To have accepted an incredible fact as true gave her a rather heady feeling: if Orr’s dreams worked, what else mightn’t work? Also she had eaten nothing since noon, and the coffee and brandy were hitting hard.
He stared some more.
“I’ve done it. Took psych courses in college, in pre-law. We all worked out both as hypnotizers and subjects, in one course. I was a fair subject, but real good at putting the others under. I’ll put you under, and suggest a dream to you. About Dr. Haber—making him harmless. I’ll tell you just to dream that, nothing more. See? Wouldn’t that be safe—as safe as anything we could try, at this point?”
“But I’m hypnosis-resistant. I didn’t use to be, but he says I am now.”
“Is that why he uses vagus-carotid induction? I hate to watch that, it looks like a murder. I couldn’t do that, I’m not a doctor, anyway.”
“My dentist used to just use a Hypnotape. It worked fine.

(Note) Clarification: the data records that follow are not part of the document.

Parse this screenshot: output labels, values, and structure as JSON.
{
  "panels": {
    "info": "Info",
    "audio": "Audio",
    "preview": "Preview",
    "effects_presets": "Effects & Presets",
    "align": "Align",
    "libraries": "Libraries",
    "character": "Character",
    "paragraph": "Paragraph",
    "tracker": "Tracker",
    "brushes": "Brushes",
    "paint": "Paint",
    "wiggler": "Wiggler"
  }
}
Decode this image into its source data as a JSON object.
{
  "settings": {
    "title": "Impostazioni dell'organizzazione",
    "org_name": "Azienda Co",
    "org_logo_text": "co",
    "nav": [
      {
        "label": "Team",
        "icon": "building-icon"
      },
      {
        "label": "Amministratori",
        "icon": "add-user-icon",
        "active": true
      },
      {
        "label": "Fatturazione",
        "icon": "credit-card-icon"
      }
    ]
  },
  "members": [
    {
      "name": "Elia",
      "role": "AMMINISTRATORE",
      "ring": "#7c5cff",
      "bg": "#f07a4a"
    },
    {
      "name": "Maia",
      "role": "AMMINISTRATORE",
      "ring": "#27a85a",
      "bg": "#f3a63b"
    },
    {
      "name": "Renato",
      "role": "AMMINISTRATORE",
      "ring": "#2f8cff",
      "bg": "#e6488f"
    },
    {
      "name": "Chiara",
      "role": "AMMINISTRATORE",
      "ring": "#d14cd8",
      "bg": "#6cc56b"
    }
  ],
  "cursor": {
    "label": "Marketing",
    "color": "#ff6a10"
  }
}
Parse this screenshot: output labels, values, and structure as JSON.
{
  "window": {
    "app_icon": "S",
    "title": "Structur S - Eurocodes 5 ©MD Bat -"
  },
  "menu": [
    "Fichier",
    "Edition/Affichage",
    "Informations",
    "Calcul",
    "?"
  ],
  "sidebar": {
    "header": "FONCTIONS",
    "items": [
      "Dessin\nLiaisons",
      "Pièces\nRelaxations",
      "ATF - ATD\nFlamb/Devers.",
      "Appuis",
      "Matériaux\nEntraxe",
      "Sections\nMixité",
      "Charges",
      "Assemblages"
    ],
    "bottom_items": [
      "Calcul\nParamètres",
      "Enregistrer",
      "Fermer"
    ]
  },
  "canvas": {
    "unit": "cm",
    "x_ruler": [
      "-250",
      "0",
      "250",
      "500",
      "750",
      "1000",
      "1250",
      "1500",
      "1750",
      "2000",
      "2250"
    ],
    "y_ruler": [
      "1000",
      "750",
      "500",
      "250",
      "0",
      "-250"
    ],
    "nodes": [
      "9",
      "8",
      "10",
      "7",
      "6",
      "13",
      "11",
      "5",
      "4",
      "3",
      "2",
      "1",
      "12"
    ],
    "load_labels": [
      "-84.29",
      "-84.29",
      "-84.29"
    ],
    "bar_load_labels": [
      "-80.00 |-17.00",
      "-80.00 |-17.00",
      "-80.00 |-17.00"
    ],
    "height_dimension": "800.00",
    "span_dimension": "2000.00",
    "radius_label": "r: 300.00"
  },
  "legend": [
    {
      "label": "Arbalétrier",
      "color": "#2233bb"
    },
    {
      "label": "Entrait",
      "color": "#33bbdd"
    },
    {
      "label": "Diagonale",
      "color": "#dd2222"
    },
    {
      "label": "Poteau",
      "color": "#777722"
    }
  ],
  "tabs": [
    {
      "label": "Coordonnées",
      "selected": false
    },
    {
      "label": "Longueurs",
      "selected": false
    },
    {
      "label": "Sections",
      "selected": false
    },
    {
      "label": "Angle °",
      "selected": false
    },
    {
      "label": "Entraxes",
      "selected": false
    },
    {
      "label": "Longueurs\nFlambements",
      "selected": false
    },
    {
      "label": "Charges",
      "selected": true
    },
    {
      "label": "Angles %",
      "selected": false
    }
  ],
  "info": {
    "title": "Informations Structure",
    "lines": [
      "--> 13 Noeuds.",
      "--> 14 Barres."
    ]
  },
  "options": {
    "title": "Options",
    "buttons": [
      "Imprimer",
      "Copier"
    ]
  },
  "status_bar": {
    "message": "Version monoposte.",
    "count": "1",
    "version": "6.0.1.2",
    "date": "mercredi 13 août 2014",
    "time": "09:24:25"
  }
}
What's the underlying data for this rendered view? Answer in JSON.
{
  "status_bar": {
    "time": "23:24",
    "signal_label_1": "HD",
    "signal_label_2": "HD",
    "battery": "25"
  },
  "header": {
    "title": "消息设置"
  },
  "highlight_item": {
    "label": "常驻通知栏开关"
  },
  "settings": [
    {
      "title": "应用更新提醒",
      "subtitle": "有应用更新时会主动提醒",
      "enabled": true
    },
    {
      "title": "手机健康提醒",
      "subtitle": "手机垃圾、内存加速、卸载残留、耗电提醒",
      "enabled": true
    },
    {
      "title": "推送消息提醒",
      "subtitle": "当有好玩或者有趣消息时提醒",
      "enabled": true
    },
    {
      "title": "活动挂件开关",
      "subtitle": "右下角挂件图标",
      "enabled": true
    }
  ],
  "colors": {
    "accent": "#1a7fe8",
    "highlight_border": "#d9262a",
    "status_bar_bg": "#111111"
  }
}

At least I think it did.” He was absolutely talking in his sleep and might have maundered on indefinitely.
She said gently, “It sounds like you’re resisting the hypnotist, not the hypnosis.... We could try it, anyhow. And if it worked, I could give you posthypnotic suggestion to dream one small what d’you call it, effective, dream about Haber. So he’ll come clean with you, and try to help you. Do you think that might work? Would you trust it?”
“I could get some sleep, anyway,” he said. “I ... will have to sleep sometime. I don’t think I can go through tonight. If you think you could do the hypnosis...”
“I think I can. But listen, have you got anything to eat here?”
“Yes,” he said drowsily. After some while he came to. “Oh yes. I’m sorry. You didn’t eat. Getting here. There’s a loaf of bread....” He rooted in the cupboard, brought out bread, margarine, five hard-boiled eggs, a can of tuna, and some shopworn lettuce. She found two tin pie plates, three various forks, and a paring knife. “Have you eaten?” she demanded. He was not sure. They made a meal together, she sitting in the chair at the table, he standing. Standing up seemed to revive him, and he proved a hungry eater. They had to divide everything in half, even the fifth egg.